Ох, не спрашивайте: какому?
Пошли, навестили, кого следует.

По комнатам женщины – туда и назад –
О Микеланджело говорят.

Желтый туман чешет спину о стекла,
Желтый дым трет о стекла нос,
Черной ночи углы зализаны,
Он медлит в канаве, он в лужу врос,
Сажа труб его обволокла,
Он залез под балкон и оттуда прядает,
Но заметив, что октябрьская ночь тепла,
Вокруг дома свернулся и засыпает.

И в самом деле: есть еще время
Туману желтому красться вдоль домов,
Почесывая спину о выступы углов.
Есть еще время, есть еще время,
Для встречи новых лиц создать себе лицо,
Есть время и убить, и вновь создать,
Есть время для трудов и дней тех рук,
Что пред тобой вопрос на стол роняют,
Час – для вас, и час – для нас,
И час для тысячи шатаний,
Для тысячи смотрув и пересмутров, –
Пока не взял я в руки чашку и печенье.

По комнатам женщины – туда и назад –
О Микеланджело говорят.

И в самом деле: есть еще время
Спросить себя: Посмею я? Посмею?
Успею повернуться к ним спиной
И – вниз по лестнице, сияя плешью.
("Однако, как он облысел!")
На мне пиджак, воротничок тугой
И галстук – скромный, но с булавкой.
("Однако, до чего же он похудел!")
Посмею ль я
Обеспокоить космос?
Одной минуты мне довольно
Для всех смотрув и пересмутров.
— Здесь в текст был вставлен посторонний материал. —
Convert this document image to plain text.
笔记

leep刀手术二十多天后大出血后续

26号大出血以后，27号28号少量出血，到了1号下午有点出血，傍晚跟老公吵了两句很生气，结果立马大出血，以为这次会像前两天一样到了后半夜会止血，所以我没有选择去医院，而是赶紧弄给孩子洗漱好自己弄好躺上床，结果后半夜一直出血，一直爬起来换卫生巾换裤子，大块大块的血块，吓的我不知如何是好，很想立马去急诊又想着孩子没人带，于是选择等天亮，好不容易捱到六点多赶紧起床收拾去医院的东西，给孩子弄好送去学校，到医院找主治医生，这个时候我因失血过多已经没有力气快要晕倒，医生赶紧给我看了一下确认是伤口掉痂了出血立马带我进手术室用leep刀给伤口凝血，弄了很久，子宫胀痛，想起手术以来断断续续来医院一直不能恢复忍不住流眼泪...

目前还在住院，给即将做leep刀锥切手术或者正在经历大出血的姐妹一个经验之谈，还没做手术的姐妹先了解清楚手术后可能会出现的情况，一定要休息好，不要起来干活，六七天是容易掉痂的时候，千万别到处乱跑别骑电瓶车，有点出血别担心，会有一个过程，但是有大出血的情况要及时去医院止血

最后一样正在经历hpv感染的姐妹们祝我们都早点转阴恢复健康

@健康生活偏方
Но миг всё вновь перерешит
Затем, что я их всех познал, да, всех.
Познал утра, и вечера, и ночи,
Я вымерил кофейной ложкой жизнь,
Познал их голоса и смех
Под музыку, игравшую за стенкой.
Но как мне приступить?

И я познал глаза, познал их все,
Взгляд пристальный, одновременно с фразой,
Когда я сформулирован, дрожу,
Булавкою проколот и приколот на обоях.
Но как начать?
Как выплюнуть окурки прошлых дней?
И как мне приступить?

И я познал объятья рук, их всех,
Тех голых рук, предплечья и запястья
(Под лампой в смуглом, ласковом пушке).
Что это, кажется, духи
Меня заставят отступиться?
Тех рук, что вдоль стола лежат иль кутаются в шаль...
Что ж, значит, приступить?
Но как начать?

Сказать: я в сумерках по улицам бродил
И всё смотрел, как дым летел из трубок
Курильщиков, с тоской глядящих в окна...

Родиться б мне шуршащими клешнями,
Скребущими по дну морей безмолвных,
А день, текущий в вечер, мирно дремлет,
Разглаженный изящными руками.
Заснул... устал... А может, притворился?
Разлегся здесь он между мной и вами.
Так как же? После чая и пирожных
Собраться с духом? Вызвать кризис?
Но несмотря на то, что я молился, каялся, постился,
И видел голову твою (и плешь!) на блюде, –
Я не пророк. Да это и не важно.
Я видел мин ущерба своего величья:
С усмешкой Страж Дверей мне дал пальто.
Так – коротко сказать – я испугался.

В конце концов, игра навряд ли стоит свеч!
И после всех варений и печений,
Средь серебра, фарфора, разговора
О вас и обо мне – игра не стоит свеч.
Не стоит, отстранив все темы,
Сжать космос в мяч
И покатить его к проклятой теореме,
Сказав: "Я – Лазарь воскрешенный,
Пришел поведать обо всем, что видел там", –
Когда она, разлегшись на подушках,
Проговорит: "Совсем не то. Как жаль!
Совсем не то, чего я так хотела".

В конце концов, игра навряд ли стоит свеч!
Не стоит свеч игра после закатов,
И тех дворов, и мокрых улиц, после
Всех книг прочитанных, и чашек чая,
Скользящих по паркету шлейфов и так далее.
Немыслимо сказать, что я хочу сказать!
А весь чертеж – рисунок нервной сети
Моей – отбросил на экран фонарь волшебный.
Игра не стоит свеч, когда она,
Разлегшись на подушках, сбросив шаль,
Смотря в окно, вдруг скажет: "Нет, не то. Как жаль!
Совсем не то, чего я так хотела".

Нет, я не Датский принц, я не хотел им быть.
Я на вторых ролях, один из тех,
Кто двинет действие, начнет явленье,
Даст Гамлету совет. Нетрудно это.
А он и рад, что пригодился в дело.
Он аккуратен, вежлив и приличен.
Он полон важных слов, немного туп.
Порой – сказать? – слегка комичен.
Порой – почти что Шут.

Старею я... Старею...
Не заказать ли брюки покороче?

Не сделать ли пробор? А можно съесть мне персик?
Надену белые фланелевые брюки и пойду гулять на берег.
Я слышал, как русалки пели песнь друг дружке,
Но, думаю, едва ль они пропели б мне.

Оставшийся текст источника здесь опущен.